More than $9 million was improperly deducted for stadium planning in 2006.

The team also low-balled its gross revenue during the three years, costing the city another $2 million, the audit states.

The Yankees have already paid $7.3 million plus $635,132 in interest, team officials said.

The remaining sum of $4 million plus interest will be paid on March 10, 2009 - prior to the start of next season.

"The Yankees have cooperated fully, and we have come to an understanding with the comptroller," team spokesman Howard Rubenstein said.

"We have paid the majority of the money already, and we will pay it all with interest," he said.

The audit also found $1,021,157 in duplicate payments related to the planning of the new stadium, and $626,015 in planning costs that were improperly deducted.

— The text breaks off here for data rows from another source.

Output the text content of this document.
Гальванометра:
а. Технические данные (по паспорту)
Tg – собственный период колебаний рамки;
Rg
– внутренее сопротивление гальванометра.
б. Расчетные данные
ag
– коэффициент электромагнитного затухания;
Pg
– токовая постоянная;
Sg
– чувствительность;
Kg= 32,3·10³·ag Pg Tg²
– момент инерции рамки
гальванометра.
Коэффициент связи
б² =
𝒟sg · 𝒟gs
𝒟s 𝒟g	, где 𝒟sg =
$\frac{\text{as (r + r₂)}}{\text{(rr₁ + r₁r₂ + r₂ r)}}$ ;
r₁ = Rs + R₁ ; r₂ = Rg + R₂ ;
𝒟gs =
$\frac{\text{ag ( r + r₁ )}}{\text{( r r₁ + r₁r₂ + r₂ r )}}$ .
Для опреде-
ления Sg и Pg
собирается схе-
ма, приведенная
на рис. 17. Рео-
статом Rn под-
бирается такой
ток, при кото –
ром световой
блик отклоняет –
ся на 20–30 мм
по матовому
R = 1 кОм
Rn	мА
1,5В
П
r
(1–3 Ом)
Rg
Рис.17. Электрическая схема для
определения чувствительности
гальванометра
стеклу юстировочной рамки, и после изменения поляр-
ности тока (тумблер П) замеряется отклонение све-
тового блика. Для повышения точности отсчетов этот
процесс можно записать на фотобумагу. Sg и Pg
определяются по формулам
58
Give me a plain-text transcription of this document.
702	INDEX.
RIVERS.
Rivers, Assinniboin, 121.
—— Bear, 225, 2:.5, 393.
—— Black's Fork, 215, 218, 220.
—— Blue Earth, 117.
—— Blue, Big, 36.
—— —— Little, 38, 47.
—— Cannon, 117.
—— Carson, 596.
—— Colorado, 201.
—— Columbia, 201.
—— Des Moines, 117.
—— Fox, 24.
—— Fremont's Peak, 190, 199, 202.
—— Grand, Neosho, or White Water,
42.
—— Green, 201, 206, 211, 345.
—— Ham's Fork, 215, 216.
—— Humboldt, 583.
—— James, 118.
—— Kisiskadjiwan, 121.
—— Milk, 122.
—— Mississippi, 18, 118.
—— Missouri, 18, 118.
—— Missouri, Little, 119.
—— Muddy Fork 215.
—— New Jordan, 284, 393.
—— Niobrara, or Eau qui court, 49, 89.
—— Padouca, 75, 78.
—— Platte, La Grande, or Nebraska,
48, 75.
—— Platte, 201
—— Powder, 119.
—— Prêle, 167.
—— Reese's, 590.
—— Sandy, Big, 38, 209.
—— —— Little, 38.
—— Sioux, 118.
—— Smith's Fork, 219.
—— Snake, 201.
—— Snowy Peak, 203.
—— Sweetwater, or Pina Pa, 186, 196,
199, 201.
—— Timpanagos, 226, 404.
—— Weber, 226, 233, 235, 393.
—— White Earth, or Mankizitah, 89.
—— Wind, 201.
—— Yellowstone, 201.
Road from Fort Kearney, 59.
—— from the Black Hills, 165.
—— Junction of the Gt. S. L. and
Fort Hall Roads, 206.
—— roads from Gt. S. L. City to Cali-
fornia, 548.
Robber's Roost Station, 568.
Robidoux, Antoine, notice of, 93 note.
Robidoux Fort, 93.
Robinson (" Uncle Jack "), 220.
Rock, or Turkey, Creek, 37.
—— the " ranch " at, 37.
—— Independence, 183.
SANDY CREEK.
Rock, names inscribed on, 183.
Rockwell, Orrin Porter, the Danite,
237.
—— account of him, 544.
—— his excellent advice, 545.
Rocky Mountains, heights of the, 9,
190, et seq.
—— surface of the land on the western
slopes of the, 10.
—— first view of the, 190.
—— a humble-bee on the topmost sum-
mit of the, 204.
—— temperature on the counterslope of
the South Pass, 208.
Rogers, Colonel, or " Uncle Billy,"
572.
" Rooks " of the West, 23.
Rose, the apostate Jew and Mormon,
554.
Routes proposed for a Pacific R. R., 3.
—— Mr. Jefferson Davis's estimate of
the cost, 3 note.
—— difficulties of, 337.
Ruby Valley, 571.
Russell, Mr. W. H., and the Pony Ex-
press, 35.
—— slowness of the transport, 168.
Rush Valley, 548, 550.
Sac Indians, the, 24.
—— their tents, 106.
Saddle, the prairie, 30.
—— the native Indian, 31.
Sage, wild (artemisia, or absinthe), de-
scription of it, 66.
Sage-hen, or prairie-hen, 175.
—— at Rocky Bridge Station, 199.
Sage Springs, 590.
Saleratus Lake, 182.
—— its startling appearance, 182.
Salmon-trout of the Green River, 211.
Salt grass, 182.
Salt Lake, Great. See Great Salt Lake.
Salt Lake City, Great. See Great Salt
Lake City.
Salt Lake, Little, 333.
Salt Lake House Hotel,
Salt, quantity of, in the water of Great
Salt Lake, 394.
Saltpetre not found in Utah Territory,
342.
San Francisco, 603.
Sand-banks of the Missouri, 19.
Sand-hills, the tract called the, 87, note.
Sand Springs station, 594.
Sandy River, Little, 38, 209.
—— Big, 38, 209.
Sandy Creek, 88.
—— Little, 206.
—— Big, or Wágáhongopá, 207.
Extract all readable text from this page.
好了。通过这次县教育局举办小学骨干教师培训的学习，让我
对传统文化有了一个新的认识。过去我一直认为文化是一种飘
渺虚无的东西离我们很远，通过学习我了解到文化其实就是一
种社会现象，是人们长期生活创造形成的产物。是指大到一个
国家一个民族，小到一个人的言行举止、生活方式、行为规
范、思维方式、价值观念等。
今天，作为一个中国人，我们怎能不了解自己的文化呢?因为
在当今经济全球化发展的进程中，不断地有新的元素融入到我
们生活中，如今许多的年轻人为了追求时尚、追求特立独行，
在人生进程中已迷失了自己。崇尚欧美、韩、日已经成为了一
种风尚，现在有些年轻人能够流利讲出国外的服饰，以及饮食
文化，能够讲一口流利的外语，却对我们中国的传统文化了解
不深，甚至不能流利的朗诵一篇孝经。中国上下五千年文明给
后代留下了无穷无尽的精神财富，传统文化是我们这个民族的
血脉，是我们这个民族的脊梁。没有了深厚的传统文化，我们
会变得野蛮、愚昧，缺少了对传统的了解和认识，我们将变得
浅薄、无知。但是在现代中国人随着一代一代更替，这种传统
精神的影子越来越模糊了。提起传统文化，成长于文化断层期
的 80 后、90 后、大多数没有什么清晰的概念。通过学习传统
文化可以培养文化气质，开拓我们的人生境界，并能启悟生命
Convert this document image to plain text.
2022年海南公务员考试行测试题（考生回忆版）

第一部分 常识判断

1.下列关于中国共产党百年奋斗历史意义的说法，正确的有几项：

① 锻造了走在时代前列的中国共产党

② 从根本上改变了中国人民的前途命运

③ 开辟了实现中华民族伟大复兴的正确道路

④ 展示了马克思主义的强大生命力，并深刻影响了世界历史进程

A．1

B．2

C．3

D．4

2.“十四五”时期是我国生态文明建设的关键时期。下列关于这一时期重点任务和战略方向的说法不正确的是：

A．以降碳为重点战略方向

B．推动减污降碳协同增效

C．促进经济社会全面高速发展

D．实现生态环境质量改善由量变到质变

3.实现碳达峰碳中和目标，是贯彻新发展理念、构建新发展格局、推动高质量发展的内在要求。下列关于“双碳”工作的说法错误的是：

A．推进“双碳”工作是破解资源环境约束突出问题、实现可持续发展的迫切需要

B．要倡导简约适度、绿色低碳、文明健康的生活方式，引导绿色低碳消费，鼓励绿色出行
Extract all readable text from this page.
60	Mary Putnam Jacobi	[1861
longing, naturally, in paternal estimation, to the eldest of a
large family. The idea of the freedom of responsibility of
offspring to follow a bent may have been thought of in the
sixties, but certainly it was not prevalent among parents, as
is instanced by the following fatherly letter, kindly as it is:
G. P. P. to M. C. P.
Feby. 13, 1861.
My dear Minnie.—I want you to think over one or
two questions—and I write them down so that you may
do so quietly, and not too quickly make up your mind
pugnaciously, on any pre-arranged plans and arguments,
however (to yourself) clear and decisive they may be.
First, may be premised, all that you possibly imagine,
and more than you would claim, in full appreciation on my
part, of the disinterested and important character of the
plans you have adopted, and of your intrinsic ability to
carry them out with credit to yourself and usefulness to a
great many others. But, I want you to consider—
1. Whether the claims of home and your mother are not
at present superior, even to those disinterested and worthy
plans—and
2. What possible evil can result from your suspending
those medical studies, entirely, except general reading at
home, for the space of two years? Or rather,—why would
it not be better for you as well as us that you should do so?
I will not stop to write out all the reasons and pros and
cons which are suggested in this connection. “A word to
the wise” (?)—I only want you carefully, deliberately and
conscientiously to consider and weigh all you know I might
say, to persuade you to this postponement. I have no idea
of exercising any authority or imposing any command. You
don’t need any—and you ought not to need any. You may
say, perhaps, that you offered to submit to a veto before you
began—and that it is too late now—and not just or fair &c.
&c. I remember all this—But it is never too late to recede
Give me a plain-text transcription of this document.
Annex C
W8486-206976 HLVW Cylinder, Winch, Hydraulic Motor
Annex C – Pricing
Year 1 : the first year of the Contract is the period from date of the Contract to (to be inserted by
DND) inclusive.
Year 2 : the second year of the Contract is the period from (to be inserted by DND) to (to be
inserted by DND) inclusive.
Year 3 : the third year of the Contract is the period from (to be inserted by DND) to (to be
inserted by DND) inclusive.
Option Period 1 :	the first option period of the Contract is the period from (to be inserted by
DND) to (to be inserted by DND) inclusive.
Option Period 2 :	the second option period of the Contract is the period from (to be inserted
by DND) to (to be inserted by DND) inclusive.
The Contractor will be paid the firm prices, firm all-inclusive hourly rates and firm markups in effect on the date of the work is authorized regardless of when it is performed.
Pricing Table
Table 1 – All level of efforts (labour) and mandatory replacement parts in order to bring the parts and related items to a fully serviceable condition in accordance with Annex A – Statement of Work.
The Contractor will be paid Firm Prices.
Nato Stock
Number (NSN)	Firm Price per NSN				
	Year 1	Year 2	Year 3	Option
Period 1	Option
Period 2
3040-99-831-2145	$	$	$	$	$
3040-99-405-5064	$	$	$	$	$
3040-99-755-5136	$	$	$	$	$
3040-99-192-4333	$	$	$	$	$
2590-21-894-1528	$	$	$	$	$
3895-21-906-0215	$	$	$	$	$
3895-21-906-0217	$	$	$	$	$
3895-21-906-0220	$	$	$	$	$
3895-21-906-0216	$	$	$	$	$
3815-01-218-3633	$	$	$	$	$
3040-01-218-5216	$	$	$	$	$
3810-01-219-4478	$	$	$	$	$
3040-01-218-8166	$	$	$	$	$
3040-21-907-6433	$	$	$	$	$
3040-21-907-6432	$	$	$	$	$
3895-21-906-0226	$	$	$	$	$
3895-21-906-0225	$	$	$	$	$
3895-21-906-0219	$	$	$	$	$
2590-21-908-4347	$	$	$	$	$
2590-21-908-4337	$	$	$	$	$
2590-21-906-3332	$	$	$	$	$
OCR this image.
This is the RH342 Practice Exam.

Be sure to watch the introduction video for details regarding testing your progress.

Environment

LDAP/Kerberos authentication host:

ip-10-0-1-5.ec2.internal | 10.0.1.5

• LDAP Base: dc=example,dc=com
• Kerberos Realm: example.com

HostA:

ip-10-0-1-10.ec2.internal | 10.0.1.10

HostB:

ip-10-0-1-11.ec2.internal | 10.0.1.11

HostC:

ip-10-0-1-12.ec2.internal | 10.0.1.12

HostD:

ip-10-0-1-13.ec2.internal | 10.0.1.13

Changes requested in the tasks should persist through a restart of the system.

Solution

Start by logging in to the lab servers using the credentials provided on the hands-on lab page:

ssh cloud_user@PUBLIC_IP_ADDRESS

These included bonuses for the stadium's developer and travel expenses.

The city's current rental agreement with the Bombers, which expires at the end of this year, gives the Yanks the right to sell tickets and provide food, parking and souvenirs, as well as revenue from 19 luxury suites and 15 "Hall-of-Fame" suites.

The agreement for the new stadium will go into effect early next year.

The city and the team have come under fire for the terms of the deal for the new stadium, which enabled the Yankees to obtain $942 million in tax-exempt bonds.

These bonds will save the team $181 million in borrowing costs down the line.

The Yankees have asked for an additional $366 million in these tax-exempt bonds to complete the stadium.

The team played its final game at Yankee Stadium on Sept. 21, but will hold a closing ceremony tomorrow in which players and a group of students will bring home plate to the new ballpark across the street.